Sebab, komoditas ini sangat cocok untuk diolah menjadi kolak, yang
umumnya menjadi menu utama pada bulan tersebut.
Sangat Awet
Ada lima spesies labu yang umum dikenal, yaitu Cucurbita maxima
Duchenes, Cucurbita ficifolia Bouche, Cucurbita mixta, Cucurbita
moschata Duchenes, dan Cucurbita pipo L. Kelima spesies cucurbita
tersebut di Indonesia disebut labu kuning (waluh) karena mempunyai
ciri-ciri yang hampir sama.
Labu kuning tergolong bahan pangan minor, sehingga data
statistik nasional belum tersedia.

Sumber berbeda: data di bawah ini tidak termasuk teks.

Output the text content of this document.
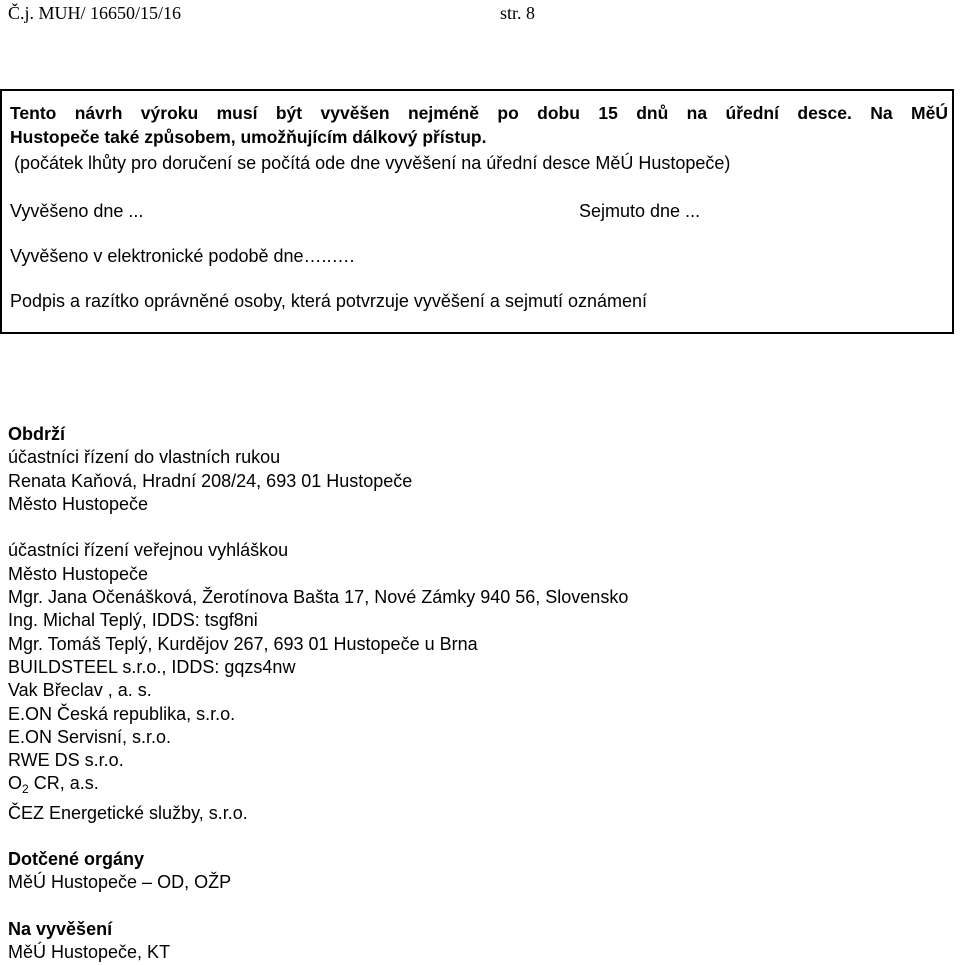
Č.j. MUH/ 16650/15/16	str. 8
Tento návrh výroku musí být vyvěšen nejméně po dobu 15 dnů na úřední desce. Na MěÚ
Hustopeče také způsobem, umožňujícím dálkový přístup.
(počátek lhůty pro doručení se počítá ode dne vyvěšení na úřední desce MěÚ Hustopeče)
Vyvěšeno dne ...	Sejmuto dne ...
Vyvěšeno v elektronické podobě dne…..….
Podpis a razítko oprávněné osoby, která potvrzuje vyvěšení a sejmutí oznámení
Obdrží
účastníci řízení do vlastních rukou
Renata Kaňová, Hradní 208/24, 693 01 Hustopeče
Město Hustopeče
účastníci řízení veřejnou vyhláškou
Město Hustopeče
Mgr. Jana Očenášková, Žerotínova Bašta 17, Nové Zámky 940 56, Slovensko
Ing. Michal Teplý, IDDS: tsgf8ni
Mgr. Tomáš Teplý, Kurdějov 267, 693 01 Hustopeče u Brna
BUILDSTEEL s.r.o., IDDS: gqzs4nw
Vak Břeclav , a. s.
E.ON Česká republika, s.r.o.
E.ON Servisní, s.r.o.
RWE DS s.r.o.
$O_2$ CR, a.s.
ČEZ Energetické služby, s.r.o.
Dotčené orgány
MěÚ Hustopeče – OD, OŽP
Na vyvěšení
MěÚ Hustopeče, KT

Namun, di beberapa sentra produksi,
baik di Jawa, Sulawesi Selatan, Sumatera Barat, dan Kalimantan Selatan,
komoditas ini telah ditanam pada luasan tidak kurang dari 300 hektar.
Penanaman labu dapat dilakukan di tanah tegalan, pekarangan,
maupun di sawah setelah panen padi, baik monokultur maupun tumpangsari.
Labu ditanam di tanah petak-petak, dengan mengatur tanaman berjajar,
jarak tanam antara 1-1,5 meter. Dalam satu hektar dapat ditanami sekitar
5.000 tanaman.
Untuk jenis lokal, buah dapat dipanen pada umur 3-4 bulan,
sedangkan jenis hibrida, seperti labu kuning taiwan, pada umur 85-90
hari. Apabila ditanam secara monokultur, tiap hektar lahan dapat
menghasilkan buah sekitar 50 ton per musim.
Buah labu kuning berbentuk bulat pipih, lonjong, atau
panjang dengan banyak alur (15-30 alur). Ukuran pertumbuhannya cepat
sekali, mencapai 350 gram per hari.
Buahnya besar dan warnanya bervariasi (buah muda berwarna
hijau, sedangkan yang lebih tua kuning pucat). Daging buah tebalnya
sekitar tiga cm dan rasanya agak manis.
Bobot buah rata-rata 3-5 kg. Untuk labu ukuran besar,
beratnya ada yang dapat mencapai 20 kg per buah. Biji labu tua dapat
dikonsumsi sebagai kuaci setelah digarami dan dipanggang.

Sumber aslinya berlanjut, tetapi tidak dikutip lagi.